In this post, we’ll break down the problem, understand the intuition behind Binary Search, and walk through a clean Python implementation.

Problem Statement

Given a sorted array of distinct integers nums and an integer target, return the index of target if it exists. Otherwise, return -1.

The catch is that the solution must run in O(log n) time, which immediately hints that Binary Search is the right approach.

Example 1

Input:
nums = [-1, 0, 2, 4, 6, 8]
target = 4

Output:
3

Example 2

Input:
nums = [-1, 0, 2, 4, 6, 8]
target = 3

Output:
-1

Why Binary Search?

A linear search checks every element one by one, taking O(n) time.

Since the array is already sorted, we can do much better by repeatedly cutting the search space in half.

Think of it like searching for a word in a dictionary:

  • Open the dictionary near the middle.
  • If your word comes before that page, search the left half.
  • If it comes after, search the right half.
  • Repeat until you find the word or there are no pages left.

Every comparison eliminates half of the remaining elements, giving us a time complexity of O(log n).


The Algorithm

We maintain two pointers:

  • l → left boundary
  • r → right boundary

While the search space is valid (l <= r):

  1. Find the middle index.
  2. Compare the middle element with the target.
  3. If the middle value is too large, discard the right half.
  4. If it’s too small, discard the left half.
  5. If it matches, return the index.

If the loop finishes without finding the target, return -1.


Python Solution

class Solution:
    def search(self, nums: List[int], target: int) -> int:
        l, r = 0, len(nums) - 1

        while l <= r:
            mid = l + (r - l) // 2

            if nums[mid] > target:
                r = mid - 1
            elif nums[mid] < target:
                l = mid + 1
            else:
                return mid

        return -1

Dry Run

Let’s search for target = 6.

nums = [-1, 0, 2, 4, 6, 8]

l = 0
r = 5

First iteration

mid = 2
nums[mid] = 2

Since 2 < 6, the target must be on the right.

l = mid + 1 = 3

Second iteration

l = 3
r = 5

mid = 4
nums[mid] = 6

We found the target!

Return 4

Why Calculate Mid Like This?

You’ll often see:

mid = l + (r - l) // 2

instead of

mid = (l + r) // 2

Both work in Python because integers don’t overflow.

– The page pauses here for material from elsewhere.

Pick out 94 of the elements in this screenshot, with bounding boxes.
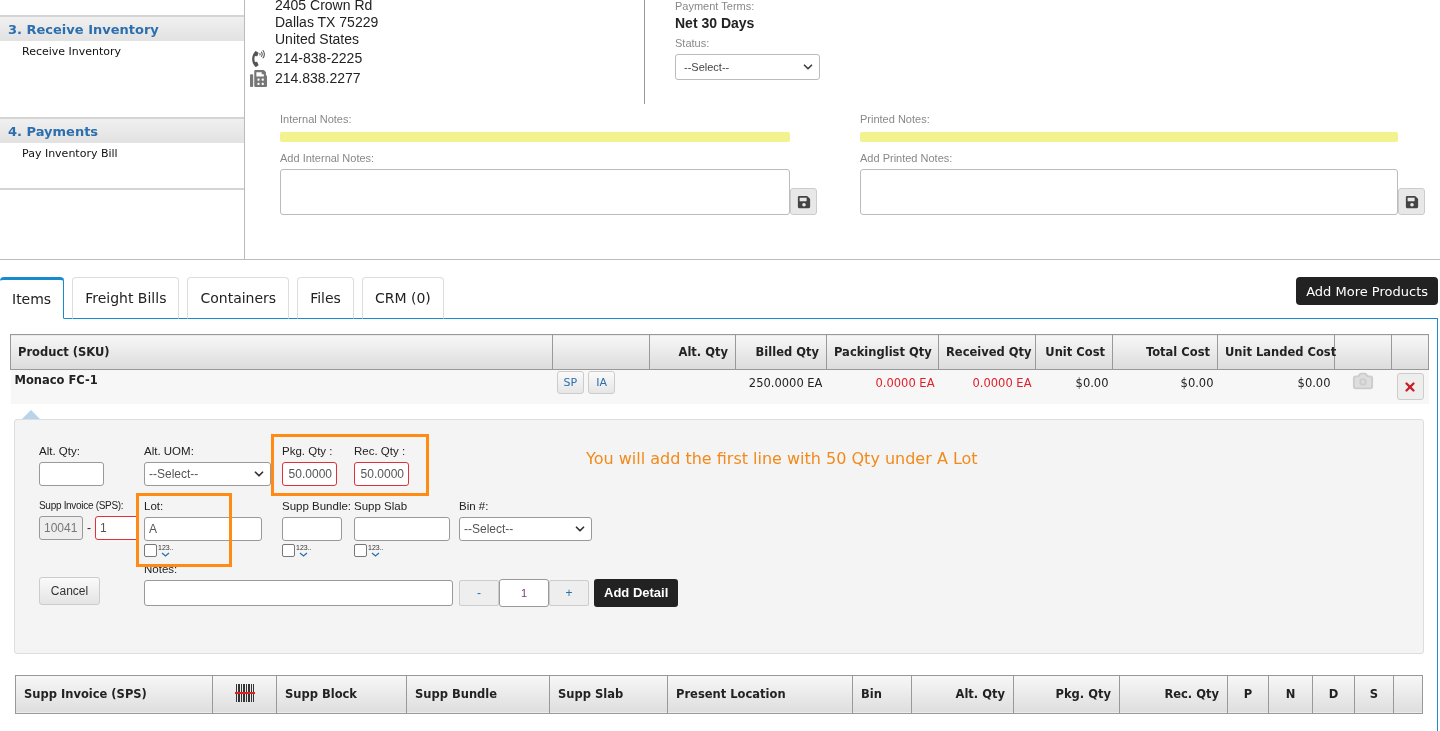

However, the first version is considered best practice since it avoids integer overflow in languages like Java and C++ where l + r could exceed the maximum integer value.

Using this formula makes your solution portable across programming languages.


Complexity Analysis

Time Complexity: O(log n)

  • Each iteration halves the search space.

Space Complexity: O(1)

  • Only a few variables are used regardless of the input size.

Key Takeaways

  • Binary Search only works on sorted data.
  • Use two pointers (l and r) to define the current search space.
  • Compare the middle element and eliminate half of the array each iteration.
  • The algorithm runs in O(log n) time and O(1) space, making it one of the most efficient search algorithms for sorted arrays.

Mastering Binary Search is essential because many interview problems are variations of this same pattern. Once you’re comfortable with the basic implementation, you’ll be ready to tackle more advanced problems involving rotated arrays, search boundaries, and answer-space binary search.